【玉黍】1
“抱歉,我家官人今天有别的事情要办。”
“我家官人病了,不能出面,还请公子回去吧。”
“我家官人不在,请回吧。”
似乎是对玉黍频发的拜访感到厌烦,玉黍接二连三的吃了闭门羹,甚至连官员的面都不曾见到。写给方述的信也迟迟没有回复。
眼下父亲来信催促玉黍回家,玉黍也只好打道回府了。
【云舒月】6
将心中好的与不好的情绪通通付诸琴声之后,云舒月感觉心境平稳许多。
在宅中抚琴看书,侍弄花草,颇有乐趣。

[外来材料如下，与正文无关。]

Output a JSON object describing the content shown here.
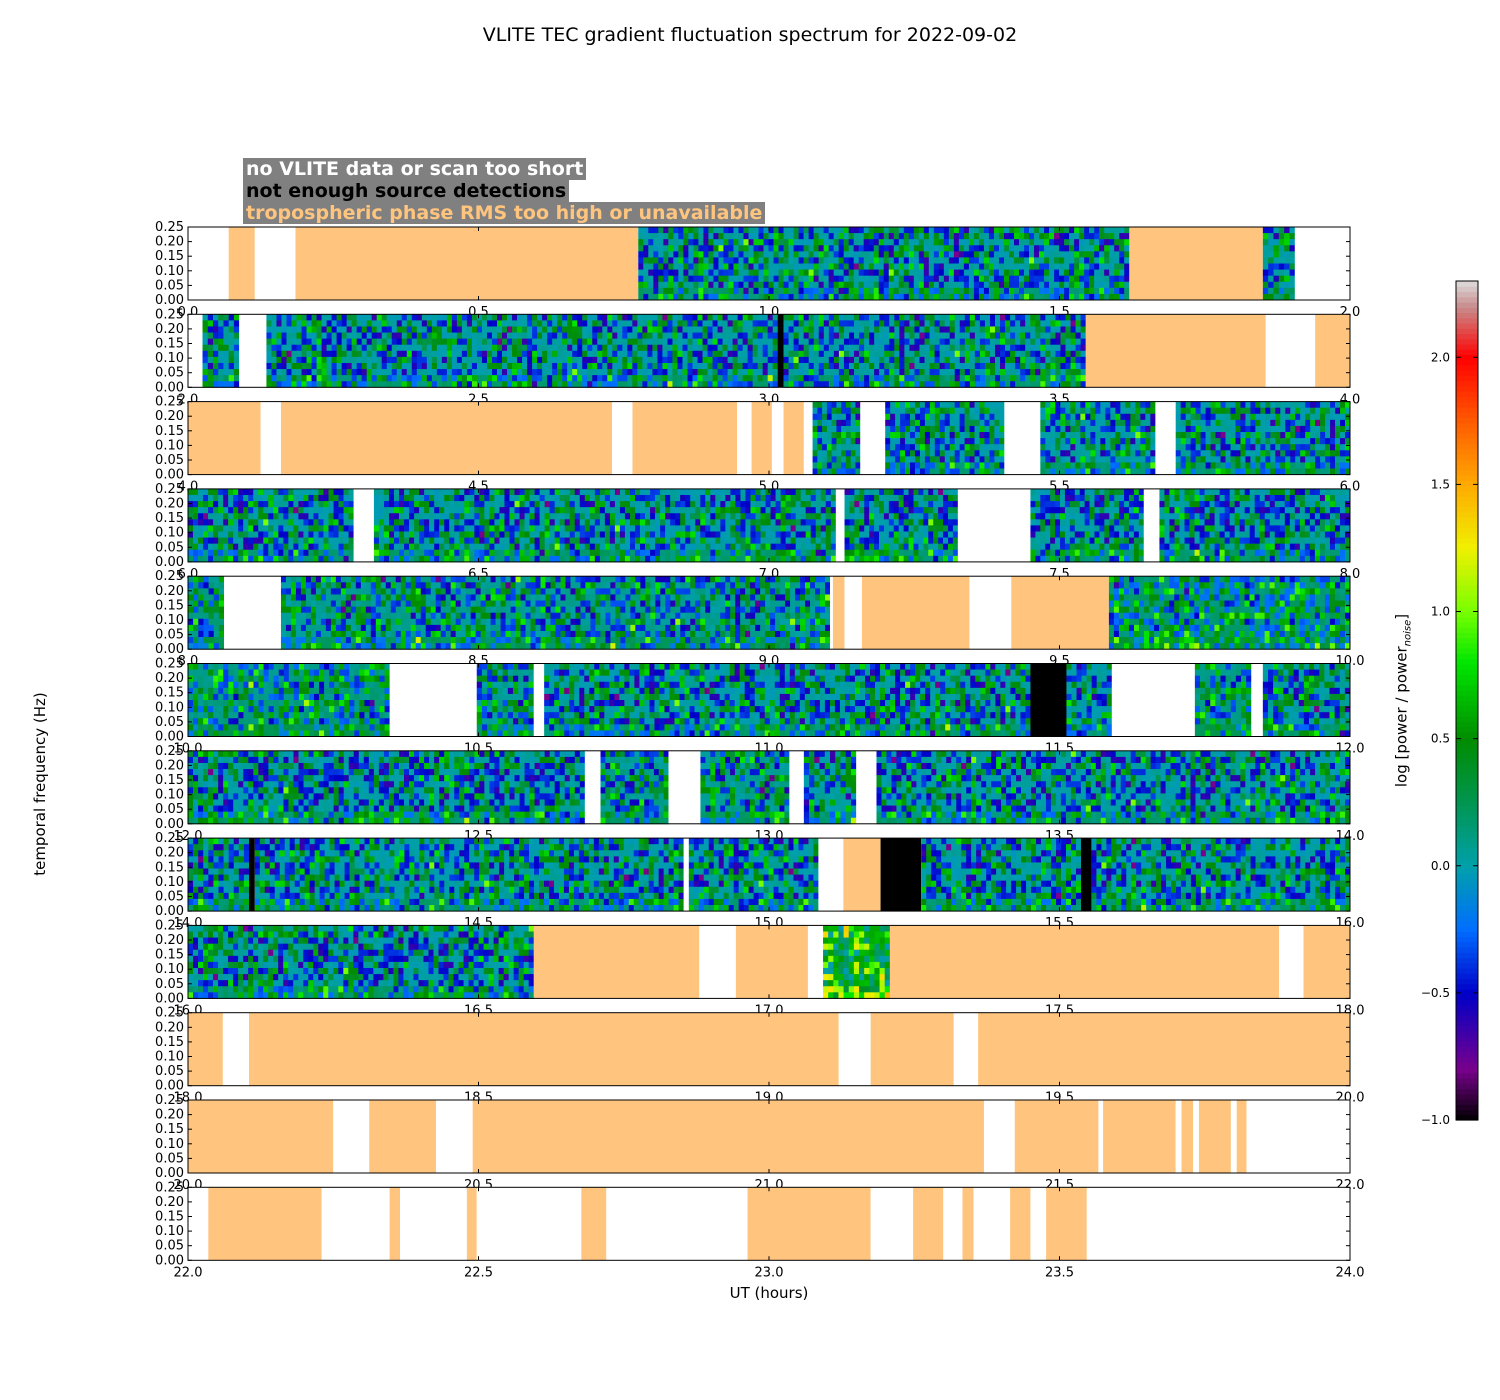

京城隐隐不安的风声,全然吹不进她的窗台。
隔天,哥哥带了云舒月喜欢的糕点敲响了她自得其乐的窗棂:“月儿待在家里闷不闷,要不要为兄陪你去京郊散散心?”
【方述】6
被骂了个遍的妾室和仆从一路上都噤若寒蝉,马车内外只能听到方姹断断续续的抽噎声。
回到府中后,方述先后接到了照夜清想要让方妍回府探望的拜贴,以及玉黍临行前的信。还有其他事务,但方姹的惊厥始终未能改善,让他无法安下心来处理。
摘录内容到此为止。